The National Association of Home Builders/Wells Fargo Housing Market Index was unchanged at 62, though just below the median estimate for 63 in a Bloomberg survey, data released Monday showed. Readings above 50 indicate more builders view conditions as good than poor.
The stabilization following a December reading that was the weakest since 2015 shows builders are more upbeat amid the most favorable mortgage rates for buyers in more than a year and a historically robust job market. Two of the three subgauges increased, with measures of present sales of single-family homes and the outlook for purchases over the next six months both rising to the highest levels since October.

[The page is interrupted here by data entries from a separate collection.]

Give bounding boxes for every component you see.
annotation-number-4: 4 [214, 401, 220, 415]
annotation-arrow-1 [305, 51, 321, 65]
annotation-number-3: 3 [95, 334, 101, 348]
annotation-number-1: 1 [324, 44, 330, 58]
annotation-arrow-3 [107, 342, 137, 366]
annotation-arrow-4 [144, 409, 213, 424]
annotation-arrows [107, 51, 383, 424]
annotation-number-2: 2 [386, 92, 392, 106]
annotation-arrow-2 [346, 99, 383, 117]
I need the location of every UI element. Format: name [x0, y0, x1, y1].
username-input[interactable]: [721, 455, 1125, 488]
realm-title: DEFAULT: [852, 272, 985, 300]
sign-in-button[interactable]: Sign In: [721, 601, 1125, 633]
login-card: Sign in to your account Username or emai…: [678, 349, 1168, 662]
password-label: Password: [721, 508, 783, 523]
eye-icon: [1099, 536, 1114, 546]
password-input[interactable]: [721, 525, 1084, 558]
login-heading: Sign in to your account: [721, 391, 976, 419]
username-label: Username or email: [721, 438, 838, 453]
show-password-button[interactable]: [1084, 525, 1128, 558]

The upbeat assessments may signal the housing industry is shaking off a series of downbeat reports from across the sector as consumer sentiment improves and the Federal Reserve pledges to remain patient on further interest-rate increases. One negative sign: The subgauge of buyer traffic decreased to 44 from 48, suggesting prospective buyers are still facing barriers to affordability.
Other recent data showed January existing-home sales, which comprise the bulk of the market, were at the slowest pace since 2015, while new-home sales fell to the weakest pace since October. Builders report lower-priced homes are selling well, though affordability still remains a concern as developers confront challenges such as a shortage of skilled workers, lack of buildable lots and zoning restrictions, NAHB said.
“Builders report the market is stabilizing following the slowdown at the end of 2018 and they anticipate a solid spring home buying season,” NAHB Chairman Greg Ugalde, a homebuilder and developer in Connecticut, said in a statement.
Three of four geographic regions improved, led by the Northeast, which rose to 52, the highest since November. The South and West also gained while the Midwest slumped. The Washington-based trade association represents more than 140,000 members in areas ranging from building and subcontracting to design and housing finance.